It was 1968 and, as Harvard guard Tommy Lee Jones stoically recalls, “It was the best of times, the worst of times.”
The tide of popular opinion was turning, anti-war demonstrations and occasional riots were becoming more common, and, in the midst of this national upheaval, there was this game between Harvard and archrival Yale. Both teams were unbeaten, but with future NFL star Calvin Hill and quarterback Brian Dowling, the New Haven boys were heavily favored. The morning after the game, which Harvard tied with 16 points in the closing minute, the Harvard Crimson headline read, “Harvard Beats Yale 29-29.”
The memorable line is also the title of Kevin Rafferty’s movie about the game and the men who played in it. Working without fanfare and no voiceover narration, the players tell the story, and even though we know the outcome, Rafferty has created a film that is tense and thrilling.
Better yet, it is likely to delight even viewers who don’t give a hoot about sports.
Document of a time
In its own delightful way, it serves as a document for a time when America was about to change. Characters and events on the field somehow mirrored the state of the American mind.
‘Harvard Beats Yale 29-29’
DIRECTED BY Kevin Rafferty.
STARRING Tommy Lee Jones, Brian Dowling, Vic Gatto, Frank Champi, J.P. Goldsmith.
RATED Unrated
RUNNING TIME 105 minutes.
Yale running back Pat Conway was 24, a Marine who experienced bloody combat in Vietnam. He did not take kindly to crude anti-war demonstrators. At Harvard, the group Students for a Democratic Society (SDS) reigned; most of the players were anti-war. Yet, on the field, political differences evaporated.

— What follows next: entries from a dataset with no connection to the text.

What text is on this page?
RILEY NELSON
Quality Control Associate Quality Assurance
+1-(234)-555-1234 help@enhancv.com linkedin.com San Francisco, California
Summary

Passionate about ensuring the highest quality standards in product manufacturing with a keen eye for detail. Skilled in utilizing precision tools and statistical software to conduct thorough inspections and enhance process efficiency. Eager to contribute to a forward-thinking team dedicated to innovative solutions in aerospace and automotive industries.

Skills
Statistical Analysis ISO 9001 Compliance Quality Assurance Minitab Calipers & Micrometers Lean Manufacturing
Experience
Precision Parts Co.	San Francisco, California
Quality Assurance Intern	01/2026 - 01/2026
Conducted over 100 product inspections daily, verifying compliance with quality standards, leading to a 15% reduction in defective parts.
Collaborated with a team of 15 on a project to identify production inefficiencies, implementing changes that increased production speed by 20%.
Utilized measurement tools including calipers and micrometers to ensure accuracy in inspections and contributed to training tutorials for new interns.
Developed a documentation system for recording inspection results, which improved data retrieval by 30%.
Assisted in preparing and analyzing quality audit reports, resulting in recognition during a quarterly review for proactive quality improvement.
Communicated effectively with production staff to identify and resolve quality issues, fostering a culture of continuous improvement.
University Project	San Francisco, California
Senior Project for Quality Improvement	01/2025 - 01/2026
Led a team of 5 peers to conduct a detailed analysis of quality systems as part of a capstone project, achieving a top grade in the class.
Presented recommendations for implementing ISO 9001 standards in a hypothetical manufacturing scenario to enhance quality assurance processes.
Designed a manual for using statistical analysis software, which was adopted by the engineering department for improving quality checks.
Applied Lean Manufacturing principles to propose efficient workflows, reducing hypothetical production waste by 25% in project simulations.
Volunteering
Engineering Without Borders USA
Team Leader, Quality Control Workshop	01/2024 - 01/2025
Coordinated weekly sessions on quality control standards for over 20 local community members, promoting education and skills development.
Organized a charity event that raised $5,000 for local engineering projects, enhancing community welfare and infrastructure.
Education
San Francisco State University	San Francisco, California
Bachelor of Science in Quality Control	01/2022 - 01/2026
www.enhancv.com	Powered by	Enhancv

In the opening minutes, Rafferty is quick to document the fact that not all players were elite bluebloods. Some were sons of factory workers, regular guys. So are most of the players we meet. Happenstance or, if you prefer, the gods determined that familiar figures partake in or surround the drama. Besides Hill, there was Dowling, who had never lost a game since seventh grade. Classmate Garry Trudeau modeled B.D., the football helmet-clad character in the comic strip Doonesbury, on Dowling.
Jones relates anecdotes about roommate Al Gore, and we learn that Yale fullback Bob Levin was dating a quiet drama student named Meryl Streep. While these asides help propel the narrative, the players’ memories prevail, pumping up the action. Rafferty places us there, as he inserts footage from the game, enhanced by the comments of the late broadcaster Don Gillis.
Age of transition
Rafferty has done what seemed impossible. He has made and produced an engaging document of the times, a story about real guys in an age of transition.

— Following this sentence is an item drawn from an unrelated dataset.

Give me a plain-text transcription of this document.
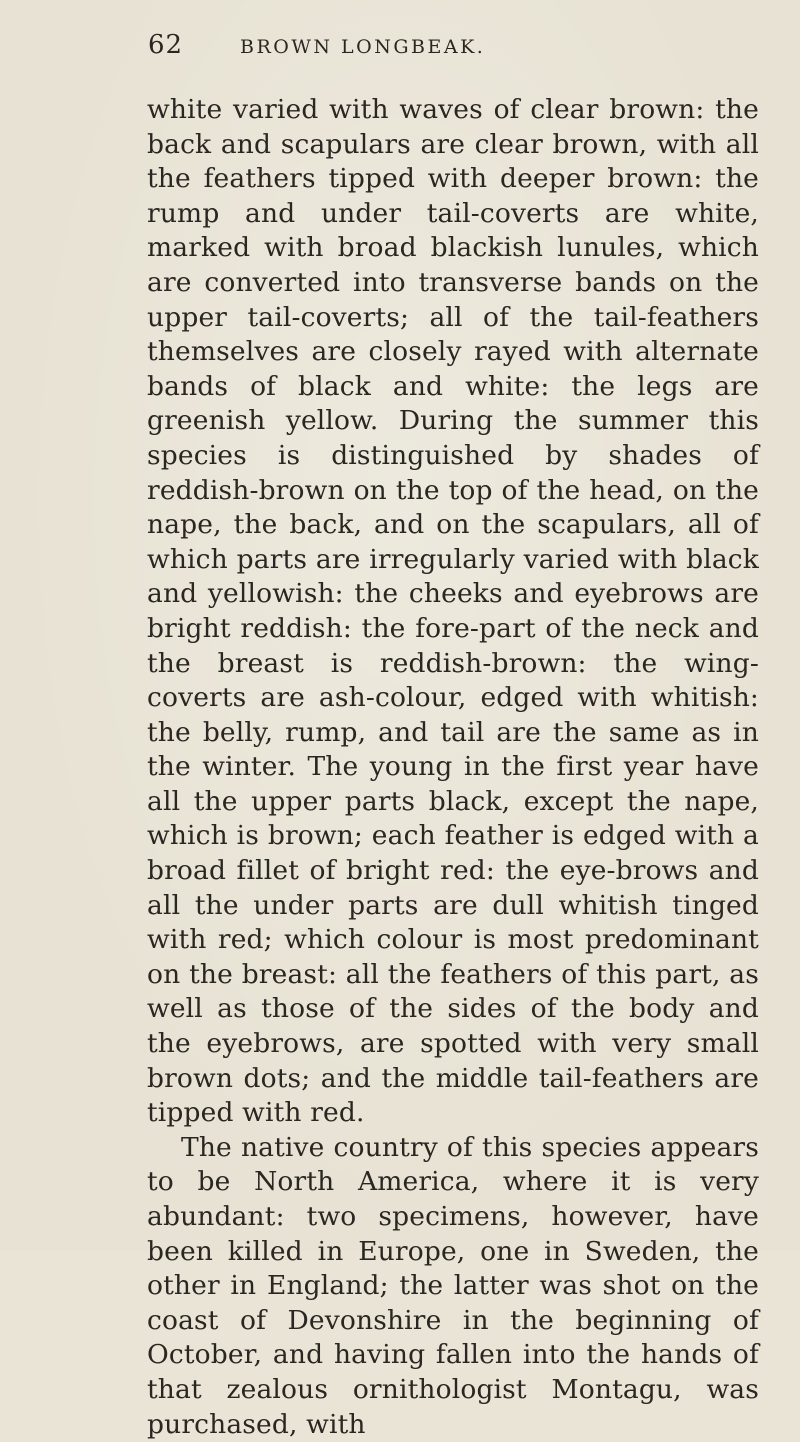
62	BROWN LONGBEAK.

white varied with waves of clear brown: the back and scapulars are clear brown, with all the feathers tipped with deeper brown: the rump and under tail-coverts are white, marked with broad blackish lunules, which are converted into transverse bands on the upper tail-coverts; all of the tail-feathers themselves are closely rayed with alternate bands of black and white: the legs are greenish yellow. During the summer this species is distinguished by shades of reddish-brown on the top of the head, on the nape, the back, and on the scapulars, all of which parts are irregularly varied with black and yellowish: the cheeks and eyebrows are bright reddish: the fore-part of the neck and the breast is reddish-brown: the wing-coverts are ash-colour, edged with whitish: the belly, rump, and tail are the same as in the winter. The young in the first year have all the upper parts black, except the nape, which is brown; each feather is edged with a broad fillet of bright red: the eye-brows and all the under parts are dull whitish tinged with red; which colour is most predominant on the breast: all the feathers of this part, as well as those of the sides of the body and the eyebrows, are spotted with very small brown dots; and the middle tail-feathers are tipped with red.

The native country of this species appears to be North America, where it is very abundant: two specimens, however, have been killed in Europe, one in Sweden, the other in England; the latter was shot on the coast of Devonshire in the beginning of October, and having fallen into the hands of that zealous ornithologist Montagu, was purchased, with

We absorb the countless anecdotes, like linebacker Mike Buscarin’s confession that he tried to injure quarterback Frank Champi, put him out of the game.
We meet Champi, a guy who was shaking in his shoes when he came off the bench in the second half. It is as if fate declared this unassuming “linguistics professor” was destined for one afternoon of glory.
One player describes the experience as one offering “a tremendous sense of joy.” That sentiment conveys the feeling we have as we observe and absorb everything we can about one Saturday afternoon in November.